“I don’t have a heart of gold, and I don’t grow one later,” says Dedee Truitt (Christina Ricci) in her acerbic opening narration to Don Roos’ directorial debut The Opposite of Sex, released 25 years ago this week. Like a lot of what Dedee says, this assertion can’t be trusted, and all of Dedee’s protests about her unlikability sound increasingly disingenuous as she opens herself up to the people in her life, while making feints at pushing them away. Roos and Ricci allow Dedee to be unpleasant and offensive without turning her into a villain — at least depending on the audience’s tolerance for pseudo-satirical homophobia.
Roos, who’s gay himself, walks a fine line in The Opposite of Sex that wouldn’t be possible in a modern movie without inviting social media outcry and ironic support from the exact people the movie is meant to oppose. A mean, manipulative, foul-mouthed teenager from small-town Louisiana, Dedee leaves home following the death of her hated stepfather and shows up unannounced at the suburban Indiana home of her comparatively sedate half-brother Bill (Martin Donovan). Bill is a soft-spoken high school English teacher approaching middle age, but he’s also openly gay in the Midwest, which makes him an easy target for insults and attacks, many of which come directly from Dedee.
Dedee would probably characterize herself as an equal-opportunity misanthrope, and she lashes out at Bill as much out of resentment for his seemingly comfortable life as out of any distaste for his sexual orientation. That doesn’t excuse the rampant homophobic slurs, of course, but in 1998 there was genuine shock value in filmmakers like Roos proudly retaking those terms, and The Opposite of Sex is working in a more mainstream version of a tradition established by queer filmmakers like John Waters and Gregg Araki.
Roos expresses his point of view not through the often defiantly naive Dedee, but through a fiery speech that Bill delivers late in the movie to sniveling blackmailer Jason Bock (Johnny Galecki), detailing the horrors he endured during the preceding decades so that younger gay men like Jason could grow up with the freedom to be self-centered assholes.
In its own sometimes clumsy way, The Opposite of Sex is also an early depiction of sexual fluidity, although it eventually shies away from its potential embrace of bisexuality and asexuality. Dedee’s main act of disruption is her determination to seduce Bill’s younger boyfriend Matt Mateo (Ivan Sergei), who proves remarkably open to sleeping with an underage girl despite his avowed homosexuality. Matt later comes out as bisexual, but the movie is quick to dismiss this revelation, with the outdated notion that only gay men ever claim to be bisexual.

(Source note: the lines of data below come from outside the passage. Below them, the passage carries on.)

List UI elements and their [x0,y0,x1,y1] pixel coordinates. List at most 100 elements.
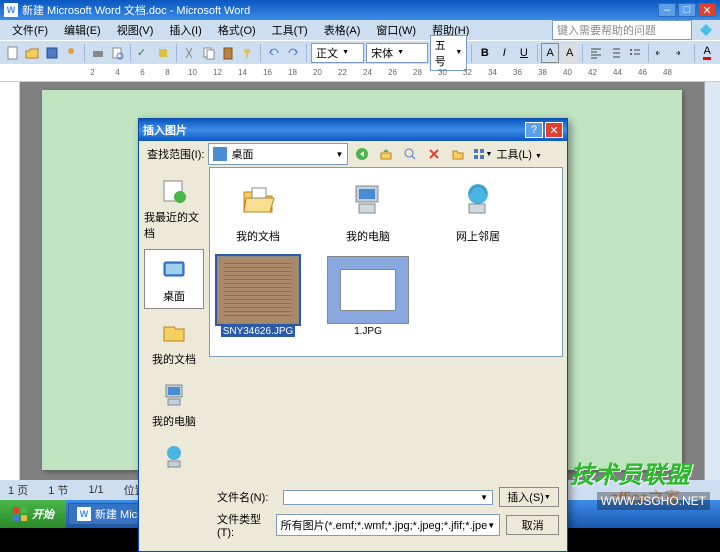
desktop-icon [213,147,227,161]
menu-table[interactable]: 表格(A) [316,20,369,40]
sidebar-item-network[interactable] [144,437,204,479]
back-icon[interactable] [352,144,372,164]
dialog-titlebar[interactable]: 插入图片 ? ✕ [139,119,567,141]
menu-format[interactable]: 格式(O) [210,20,264,40]
vertical-scrollbar[interactable] [704,82,720,480]
paste-icon[interactable] [219,43,236,63]
spellcheck-icon[interactable]: ✓ [135,43,152,63]
new-folder-icon[interactable] [448,144,468,164]
ruler-tick: 48 [655,68,680,77]
style-selector[interactable]: 正文▼ [311,43,364,63]
menu-tools[interactable]: 工具(T) [264,20,316,40]
char-border-icon[interactable]: A [541,43,558,63]
views-icon[interactable]: ▼ [472,144,492,164]
lookin-label: 查找范围(I): [147,146,204,162]
folder-item-network[interactable]: 网上邻居 [438,176,518,244]
ruler-tick: 8 [155,68,180,77]
delete-icon[interactable] [424,144,444,164]
italic-icon[interactable]: I [496,43,513,63]
font-color-icon[interactable]: A [698,43,715,63]
ruler-tick: 40 [555,68,580,77]
word-app-icon: W [4,3,18,17]
cancel-button[interactable]: 取消 [506,515,559,535]
menu-file[interactable]: 文件(F) [4,20,56,40]
ruler-tick: 42 [580,68,605,77]
increase-indent-icon[interactable] [672,43,689,63]
menu-view[interactable]: 视图(V) [109,20,162,40]
print-icon[interactable] [89,43,106,63]
menu-window[interactable]: 窗口(W) [368,20,424,40]
ruler-tick: 12 [205,68,230,77]
undo-icon[interactable] [265,43,282,63]
image-thumbnail [327,256,409,324]
vertical-ruler[interactable] [0,82,20,480]
decrease-indent-icon[interactable] [653,43,670,63]
sidebar-item-recent[interactable]: 我最近的文档 [144,171,204,245]
save-icon[interactable] [43,43,60,63]
dialog-help-button[interactable]: ? [525,122,543,138]
start-label: 开始 [32,506,54,522]
research-icon[interactable] [154,43,171,63]
start-button[interactable]: 开始 [0,500,66,528]
sidebar-item-mydocs[interactable]: 我的文档 [144,313,204,371]
dialog-close-button[interactable]: ✕ [545,122,563,138]
ruler-tick: 28 [405,68,430,77]
font-selector[interactable]: 宋体▼ [366,43,428,63]
folder-item-mydocs[interactable]: 我的文档 [218,176,298,244]
ruler-tick: 34 [480,68,505,77]
ruler-tick: 26 [380,68,405,77]
new-doc-icon[interactable] [4,43,21,63]
horizontal-ruler[interactable]: 2 4 6 8 10 12 14 16 18 20 22 24 26 28 30… [0,64,720,82]
filename-field[interactable]: ▼ [283,490,493,505]
redo-icon[interactable] [285,43,302,63]
up-icon[interactable] [376,144,396,164]
msn-icon[interactable] [696,20,716,40]
size-selector[interactable]: 五号▼ [430,35,468,71]
cut-icon[interactable] [180,43,197,63]
window-title: 新建 Microsoft Word 文档.doc - Microsoft Wor… [22,2,658,18]
file-item-label: 网上邻居 [456,228,500,244]
computer-icon [344,176,392,224]
char-shading-icon[interactable]: A [561,43,578,63]
ruler-tick: 38 [530,68,555,77]
status-page-of: 1/1 [88,484,103,496]
file-list-area[interactable]: 我的文档 我的电脑 网上邻居 SNY34626.JPG 1. [209,167,563,357]
folder-open-icon [234,176,282,224]
tools-menu[interactable]: 工具(L) ▼ [496,146,541,162]
underline-icon[interactable]: U [515,43,532,63]
ruler-tick: 4 [105,68,130,77]
ruler-tick: 2 [80,68,105,77]
file-item-selected[interactable]: SNY34626.JPG [218,256,298,337]
network-icon [158,441,190,473]
search-web-icon[interactable] [400,144,420,164]
align-left-icon[interactable] [587,43,604,63]
insert-button[interactable]: 插入(S) ▼ [499,487,559,507]
menu-insert[interactable]: 插入(I) [161,20,209,40]
ruler-tick: 36 [505,68,530,77]
minimize-button[interactable]: – [658,3,676,17]
lookin-combo[interactable]: 桌面 ▼ [208,143,348,165]
sidebar-item-desktop[interactable]: 桌面 [144,249,204,309]
bullets-icon[interactable] [626,43,643,63]
help-search-box[interactable]: 键入需要帮助的问题 [552,20,692,40]
folder-item-mycomputer[interactable]: 我的电脑 [328,176,408,244]
file-item[interactable]: 1.JPG [328,256,408,337]
close-button[interactable]: ✕ [698,3,716,17]
format-painter-icon[interactable] [239,43,256,63]
ruler-tick: 24 [355,68,380,77]
filetype-label: 文件类型(T): [217,511,270,539]
numbering-icon[interactable] [607,43,624,63]
permissions-icon[interactable] [62,43,79,63]
filetype-field[interactable]: 所有图片(*.emf;*.wmf;*.jpg;*.jpeg;*.jfif;*.j… [276,514,501,536]
copy-icon[interactable] [200,43,217,63]
sidebar-item-mycomputer[interactable]: 我的电脑 [144,375,204,433]
menu-edit[interactable]: 编辑(E) [56,20,109,40]
print-preview-icon[interactable] [108,43,125,63]
maximize-button[interactable]: □ [678,3,696,17]
open-icon[interactable] [23,43,40,63]
recent-docs-icon [158,175,190,207]
network-places-icon [454,176,502,224]
ruler-tick: 16 [255,68,280,77]
bold-icon[interactable]: B [476,43,493,63]
sidebar-item-label: 我的电脑 [152,413,196,429]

Even more intriguing is the hint that Bill’s friend and co-worker Lucia DeLury (Lisa Kudrow), sister of his late boyfriend Tom, may be asexual. In an often cartoonish movie, Kudrow gives the most sensitive performance as a lonely straight woman who’s poured all of her emotional energy into the lives of gay men, and she expertly plays a scene in which Lucia opens up to Bill about being baffled over the appeal of sexual intercourse. She’s then immediately paired off with a love interest (Lyle Lovett’s friendly cop Carl Tippett), but for a moment Roos expands the spectrum of sexuality that could be depicted in mainstream cinema.
At the time, The Opposite of Sex was more notable for expanding the horizons of Ricci’s career, after her years of work as a child actor. Following her supporting turn in The Ice Storm, this was Ricci’s breakout “adult” role, and part of the movie’s appeal is seeing the onetime Wednesday Addams apply that same sardonic, deadpan disdain to much more mature topics. Ricci makes the most of the spotlight, offering withering putdowns even as she’s offscreen for long stretches. One reason that Dedee’s nastiness is palatable is that Ricci delivers it with such good-natured dismissiveness, and Dedee is rarely truly malicious.
As other characters keep emphasizing, Dedee is a literal child, despite spending much of the movie pregnant with a baby of unclear paternity. She’s an immature brat who enjoys getting a rise out of people, whether her friends and family members or the viewers of the movie. As with so many present-day online trolls, her bigotry is more performative than sincere. She’s adept at stringing the audience along with her narration, playing with expectations for what this kind of movie would entail, and chiding viewers for their susceptibility to common cinematic storytelling devices.
Dedee’s meta-narrative abilities are more sophisticated than her interpersonal skills, and she can never stop straining for edginess. The movie can’t resist that, either, which means that plenty of it now comes across as dated and cringe-worthy. But that’s part of the process of growing up, both for Dedee and for queer representation onscreen. What’s provocative in one decade seems retrograde by the next. Dedee gets her heart of gold, whether she likes it or not, and she passes that maturation forward to the next generation.
“The Opposite of Sex” is streaming on Kanopy and Hoopla, and available for digital rental or purchase.